A person is on a horizontal rotating platform at a distance of 4.3 m from its centre. This preson experiences a centripetal acceleration of 56m/s^2. What is the centripetal acceleration is experienced by another person who is at a distance of 2.5 m from the centre of the platform?

Homework Equations

?

The Attempt at a Solution

centripetal acceleration= \frac{v^2}{r}
=5.6=\frac{v^2}{4.3}
v=4.907m/scentripetal acceleration= \frac{v^2}{r}
= \frac{4.9^2}{2.5}
= 9.6m/s^2
I know that is not the right answer because it should be lower when closer to the center.

 

[rafay233]

uhh guys i don't know why it looks like that. Only read the first three stuff please.

Thank you

 

[rafay233]

uhh guys i don't know why it looks like that. Only read the first three stuff please.

Thank you

disregard that message please. i fixed the first post

 

[rafay233]

Okay guys I figured this out, but don't know why this works.

4.9m/s*1/4.3m = 1.14s

1.14*2.5= 2.84m/s

(2.84m/s)^2/2.5m = 3.246 = centripetal acceleration

the answer is 3.3m/s

Btw I am not doing this to bump the thread, that is if it's possible.

 

[Genoseeker]

ω

Homework Statement

A person is on a horizontal rotating platform at a distance of 4.3 m from its centre. This preson experiences a centripetal acceleration of 56m/s^2. What is the centripetal acceleration is experienced by another person who is at a distance of 2.5 m from the centre of the platform?

Homework Equations

?

The Attempt at a Solution

centripetal acceleration= \frac{v^2}{r}
=5.6=\frac{v^2}{4.3}
v=4.907m/s


centripetal acceleration= \frac{v^2}{r}
= \frac{4.9^2}{2.5}
= 9.6m/s^2
I know that is not the right answer because it should be lower when closer to the center.

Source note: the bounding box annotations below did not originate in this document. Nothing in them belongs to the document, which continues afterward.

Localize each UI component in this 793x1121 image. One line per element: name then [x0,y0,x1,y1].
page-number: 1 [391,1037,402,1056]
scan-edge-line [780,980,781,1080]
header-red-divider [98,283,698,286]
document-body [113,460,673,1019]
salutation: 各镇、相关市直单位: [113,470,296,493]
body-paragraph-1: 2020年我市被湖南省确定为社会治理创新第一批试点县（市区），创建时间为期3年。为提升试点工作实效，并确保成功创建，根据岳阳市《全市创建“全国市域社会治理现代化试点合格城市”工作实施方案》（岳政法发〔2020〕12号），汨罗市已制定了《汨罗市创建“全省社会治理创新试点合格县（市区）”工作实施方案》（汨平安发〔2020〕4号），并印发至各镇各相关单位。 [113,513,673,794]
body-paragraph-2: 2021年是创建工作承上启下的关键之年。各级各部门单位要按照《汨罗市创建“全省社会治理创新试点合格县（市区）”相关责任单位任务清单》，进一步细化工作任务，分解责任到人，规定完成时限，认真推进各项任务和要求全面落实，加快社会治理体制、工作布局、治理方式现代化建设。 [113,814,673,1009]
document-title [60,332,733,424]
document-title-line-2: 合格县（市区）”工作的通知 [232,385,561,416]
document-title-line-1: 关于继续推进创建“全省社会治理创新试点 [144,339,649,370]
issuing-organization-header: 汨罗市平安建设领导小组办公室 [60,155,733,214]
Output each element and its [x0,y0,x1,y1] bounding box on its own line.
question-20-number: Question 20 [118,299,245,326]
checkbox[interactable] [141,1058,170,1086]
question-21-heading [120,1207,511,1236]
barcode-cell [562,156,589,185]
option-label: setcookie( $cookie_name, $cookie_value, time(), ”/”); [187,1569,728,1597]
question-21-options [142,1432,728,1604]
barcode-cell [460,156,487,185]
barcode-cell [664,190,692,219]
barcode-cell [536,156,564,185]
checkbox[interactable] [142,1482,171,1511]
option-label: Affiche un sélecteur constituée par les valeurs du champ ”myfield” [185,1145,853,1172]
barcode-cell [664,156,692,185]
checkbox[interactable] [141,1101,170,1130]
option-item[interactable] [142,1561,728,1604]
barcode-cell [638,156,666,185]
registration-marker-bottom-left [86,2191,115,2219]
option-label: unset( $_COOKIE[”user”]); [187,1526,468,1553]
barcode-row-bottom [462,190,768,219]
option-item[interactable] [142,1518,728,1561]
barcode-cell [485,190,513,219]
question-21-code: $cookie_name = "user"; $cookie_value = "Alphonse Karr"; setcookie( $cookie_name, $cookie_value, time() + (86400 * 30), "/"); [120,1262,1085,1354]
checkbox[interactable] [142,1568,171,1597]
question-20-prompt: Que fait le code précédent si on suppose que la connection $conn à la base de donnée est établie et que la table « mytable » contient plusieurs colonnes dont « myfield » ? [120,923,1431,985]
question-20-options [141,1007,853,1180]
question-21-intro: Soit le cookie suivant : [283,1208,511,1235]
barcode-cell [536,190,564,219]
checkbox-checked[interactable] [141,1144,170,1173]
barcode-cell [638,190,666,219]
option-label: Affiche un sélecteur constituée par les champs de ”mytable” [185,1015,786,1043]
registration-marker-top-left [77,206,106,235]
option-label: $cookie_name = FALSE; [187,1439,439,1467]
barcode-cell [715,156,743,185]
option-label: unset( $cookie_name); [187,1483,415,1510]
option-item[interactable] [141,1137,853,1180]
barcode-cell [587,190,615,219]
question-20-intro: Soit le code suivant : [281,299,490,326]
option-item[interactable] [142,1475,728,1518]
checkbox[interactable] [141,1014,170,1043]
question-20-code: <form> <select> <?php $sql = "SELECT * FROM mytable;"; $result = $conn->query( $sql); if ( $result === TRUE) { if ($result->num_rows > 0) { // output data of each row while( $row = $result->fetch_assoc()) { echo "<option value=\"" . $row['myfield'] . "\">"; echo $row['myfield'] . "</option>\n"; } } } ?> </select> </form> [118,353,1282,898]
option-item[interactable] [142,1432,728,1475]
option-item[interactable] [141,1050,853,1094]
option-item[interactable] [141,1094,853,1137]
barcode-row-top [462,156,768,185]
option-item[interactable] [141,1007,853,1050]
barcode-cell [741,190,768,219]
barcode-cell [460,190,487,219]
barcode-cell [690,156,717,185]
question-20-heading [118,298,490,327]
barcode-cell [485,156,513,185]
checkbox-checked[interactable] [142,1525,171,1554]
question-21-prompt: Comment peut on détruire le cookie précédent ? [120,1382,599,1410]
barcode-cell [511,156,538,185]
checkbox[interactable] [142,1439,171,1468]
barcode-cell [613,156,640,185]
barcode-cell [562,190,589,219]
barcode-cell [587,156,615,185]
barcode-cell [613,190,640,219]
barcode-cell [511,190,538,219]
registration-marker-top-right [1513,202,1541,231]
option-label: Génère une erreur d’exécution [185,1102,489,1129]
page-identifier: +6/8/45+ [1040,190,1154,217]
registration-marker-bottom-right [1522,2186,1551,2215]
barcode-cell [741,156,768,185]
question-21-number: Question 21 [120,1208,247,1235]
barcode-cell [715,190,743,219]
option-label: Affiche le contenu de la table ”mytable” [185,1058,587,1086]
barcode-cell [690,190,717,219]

the RED needs your attention.
Also

the linear velocity changes based on the radius. ANGULAR (ω) velocity remains constant though.

the first Centripetal Acc is correct the second one is wrong.

formula to use v = ω * r

use the initial v and r to find ω.

then use ω and new r to find new v.

then find the correct second Centripetal Acc

 

[Genoseeker]

Okay guys I figured this out, but don't know why this works.

4.9m/s*1/4.3m = 1.14s

1.14*2.5= 2.84m/s

(2.84m/s)^2/2.5m = 3.246 = centripetal acceleration

the answer is 3.3m/s

Btw I am not doing this to bump the thread, that is if it's possible.

its called the EDIT button. please learn to use it.

 

[rafay233]

its called the EDIT button. please learn to use it.

K sorry for being a noob, I thought it would be better if I made another post instead of editing the other one.